Why does my Kraken Futures API authentication keep failing?
The most common cause is a stale or out-of-order nonce — your nonce must be strictly increasing with each request, and millisecond timestamps are the standard approach. Also verify you're using the Futures API keys (from futures.kraken.com), not your Spot keys, and that you're Base64-decoding the private key before using it in the HMAC computation.
How do I check Kraken Futures status before my bot starts trading?
Hit the public /derivatives/api/v3/instruments endpoint — it requires no authentication and returns the current tradeable state for every contract. Your bot should check this at startup and treat any non-'tradeable' status as a signal to halt, since Kraken can switch instruments to cancel-only mode during extreme volatility.
Are Kraken Futures fees competitive compared to Binance or OKX?
At the base tier, Kraken's 0.05% taker fee is on par with Binance Futures (0.05%) and slightly higher than OKX (0.02–0.05% depending on tier). However, Kraken's maker fee of 0.02% is comparable. The real advantage for systematic traders is Kraken's fee tier structure, which rewards high-volume market makers with zero maker fees above $50M monthly volume.
Can I use one Kraken API key for both spot and futures trading?
No — Kraken Spot and Kraken Futures are separate platforms with separate API key systems. You must generate futures-specific keys at futures.kraken.com. This isolation is a security feature: a compromised futures key has no access to your spot wallet.
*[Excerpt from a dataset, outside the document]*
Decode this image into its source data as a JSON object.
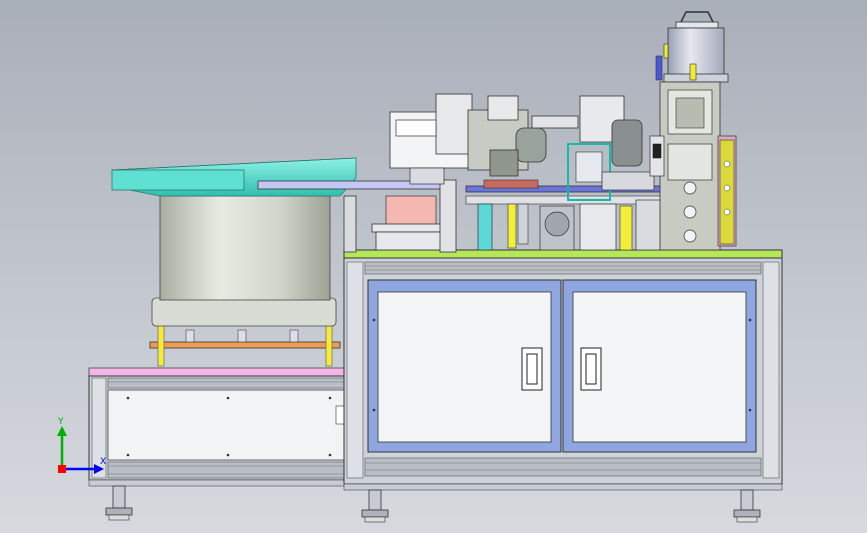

What permissions should I enable when creating a Kraken Futures API key?
Enable only what your bot actually needs. For a trading bot: 'trade' permission for placing and cancelling orders, plus 'query' for reading balances and positions. Avoid enabling 'withdraw' unless absolutely necessary — if the key is ever compromised, this limits the damage to trading losses rather than fund theft.
Putting It All Together
Kraken Futures API authentication has a steeper initial curve than what you'd encounter setting up on Binance or Gate.io, but the underlying logic is sound and the implementation becomes muscle memory quickly. The HMAC-SHA512 signature scheme, once wrapped in a reusable helper, stops being something you think about. What matters after that is the trading logic itself — and on that front Kraken gives you solid infrastructure: low latency WebSocket feeds, a clean REST API for order management, and fee tiers that reward active traders.
Build defensively: check exchange status before each session, handle authentication errors with immediate alerts, and respect the nonce discipline that the API demands. Pair your execution layer with a signal source — whether that's your own indicators or an aggregator like VoiceOfChain that monitors order flow and large trades across exchanges in real time — and you have the foundation of a production-grade automated trading system.